Obtenir la garde partagée en tant que père : ce qu’il faut savoir

Un simple geste posé sur un coup de tête peut bouleverser l’équilibre d’une famille entière. Au fil d’une séparation, chaque décision compte, parfois bien au-delà de ce qu’on imagine. Avant de trancher dans le vif, consulter un avocat spécialisé en droit de la famille, c’est déjà réfléchir à la suite, mesurer les impacts pour soi comme pour ses enfants.

1. Quitter la résidence familiale avec les enfants : prudence et réflexes à adopter

Au moment de la rupture, les repères des enfants vacillent. Leur environnement immédiat, la maison, leur chambre, leurs habitudes avec les amis ou les loisirs, devient un point d’ancrage précieux. Si la cohabitation devient impossible, le Code civil du Québec donne la possibilité à la Cour de demander à l’un des deux parents de quitter la résidence familiale. Ce droit ne dépend pas du nom sur le bail ou du titre de propriété : il concerne autant les couples mariés que les conjoints de fait. Ce levier existe pour préserver la stabilité des enfants, et il ne faut pas l’ignorer.

Quand la situation se tend et qu’il devient inenvisageable de vivre sous le même toit, demander au tribunal une ordonnance pour rester dans le logement avec les enfants, même temporairement, s’impose comme une option à envisager sérieusement.

2. Remettre les enfants à l’ex-conjoint en attendant : un choix qui peut peser dans la balance

Les tribunaux ont tendance à interpréter le fait de laisser les enfants à l’autre parent comme une marque de stabilité. S’ils constatent que les enfants semblent s’y retrouver, ils hésitent souvent à bouleverser ce nouvel équilibre. Voilà pourquoi il vaut mieux réfléchir en amont à la question de la garde et, si besoin, entamer rapidement des démarches devant le tribunal. Agir tôt permet de protéger ses droits et d’éviter que la routine du quotidien ne se transforme, sans retour, en statu quo juridique.

3. S’en remettre à une entente verbale : terrain glissant

Rien n’est plus fragile qu’un accord oral sur la garde des enfants et les droits d’accès.
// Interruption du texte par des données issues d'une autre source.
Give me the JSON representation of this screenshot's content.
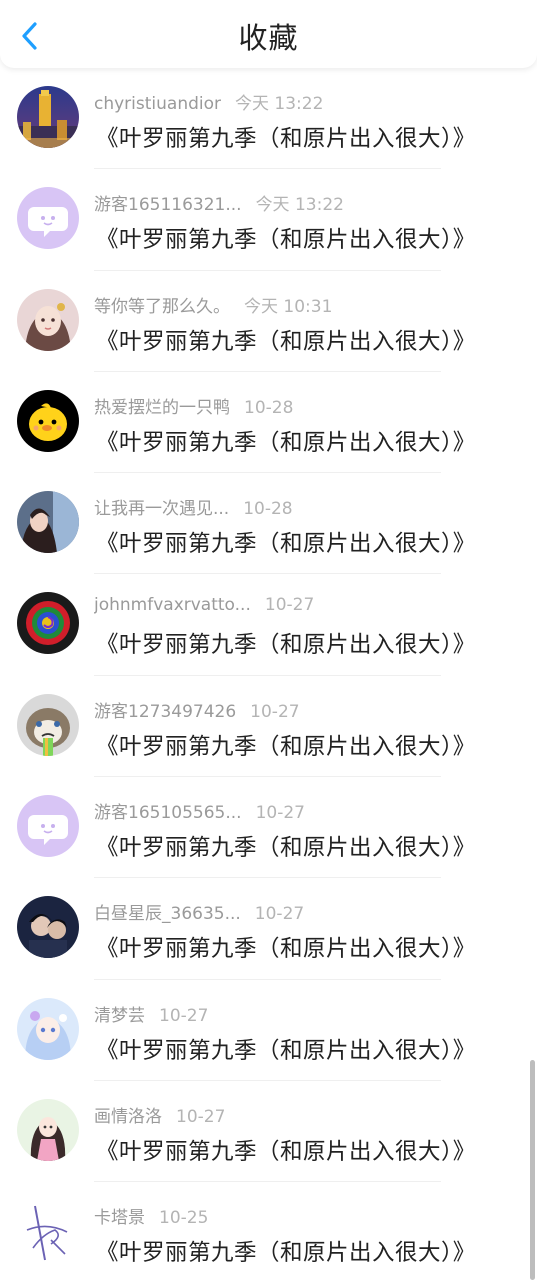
{
  "header": {
    "title": "收藏",
    "back_icon": "chevron-left-icon",
    "accent": "#1e9fff"
  },
  "items": [
    {
      "user": "chyristiuandior",
      "time": "今天 13:22",
      "text": "《叶罗丽第九季（和原片出入很大）》",
      "avatar": "city-tower"
    },
    {
      "user": "游客165116321...",
      "time": "今天 13:22",
      "text": "《叶罗丽第九季（和原片出入很大）》",
      "avatar": "chat-bubble"
    },
    {
      "user": "等你等了那么久。",
      "time": "今天 10:31",
      "text": "《叶罗丽第九季（和原片出入很大）》",
      "avatar": "girl-portrait"
    },
    {
      "user": "热爱摆烂的一只鸭",
      "time": "10-28",
      "text": "《叶罗丽第九季（和原片出入很大）》",
      "avatar": "yellow-duck"
    },
    {
      "user": "让我再一次遇见...",
      "time": "10-28",
      "text": "《叶罗丽第九季（和原片出入很大）》",
      "avatar": "girl-window"
    },
    {
      "user": "johnmfvaxrvatto...",
      "time": "10-27",
      "text": "《叶罗丽第九季（和原片出入很大）》",
      "avatar": "rainbow-rose"
    },
    {
      "user": "游客1273497426",
      "time": "10-27",
      "text": "《叶罗丽第九季（和原片出入很大）》",
      "avatar": "grumpy-cat"
    },
    {
      "user": "游客165105565...",
      "time": "10-27",
      "text": "《叶罗丽第九季（和原片出入很大）》",
      "avatar": "chat-bubble"
    },
    {
      "user": "白昼星辰_36635...",
      "time": "10-27",
      "text": "《叶罗丽第九季（和原片出入很大）》",
      "avatar": "dark-couple"
    },
    {
      "user": "清梦芸",
      "time": "10-27",
      "text": "《叶罗丽第九季（和原片出入很大）》",
      "avatar": "anime-doll"
    },
    {
      "user": "画情洛洛",
      "time": "10-27",
      "text": "《叶罗丽第九季（和原片出入很大）》",
      "avatar": "anime-girl-pink"
    },
    {
      "user": "卡塔景",
      "time": "10-25",
      "text": "《叶罗丽第九季（和原片出入很大）》",
      "avatar": "signature"
    }
  ]
}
À l’inverse, mettre les choses par écrit, détailler les horaires, les modalités de visite, les points clés, c’est se donner la possibilité de faire valoir ses droits. Si l’autre parent ne respecte pas l’accord, ce document écrit pourra être présenté au tribunal, validé par un juge et rendu opposable. En pratique, une entente signée simplifie la tâche en cas de conflit et sert de fondement solide pour défendre sa position devant la cour.

4. Considérer que l’arrangement de garde est figé à vie : une erreur fréquente

Les besoins des enfants changent, la vie bouge, et les accords de séparation doivent suivre. Un nouvel emploi, un déménagement, une évolution dans la disponibilité de l’un des parents, un bouleversement dans la vie de l’enfant : autant de raisons pour revoir les modalités de garde ou de visite. S’accrocher à un arrangement devenu inadapté n’a aucun sens, il vaut mieux saisir le tribunal pour demander une adaptation, au lieu de subir une situation qui ne convient plus à personne.

5. Ignorer la parole des enfants : un écueil à éviter

Décider de la garde reste une prérogative parentale, ou à défaut, judiciaire. Néanmoins, la voix de l’enfant n’est pas négligée. Selon l’âge, la maturité et la capacité à s’exprimer, l’avis de l’enfant prend du poids. Le souhait d’un tout-petit n’influencera guère le tribunal. Mais lorsqu’un adolescent de 17 ans affiche clairement sa préférence, il sera difficile d’aller à l’encontre de sa volonté. De façon générale, dès l’âge de 8 à 12 ans, leur opinion est écoutée ; passé 12 ans, elle devient un véritable critère à prendre en compte pour le juge.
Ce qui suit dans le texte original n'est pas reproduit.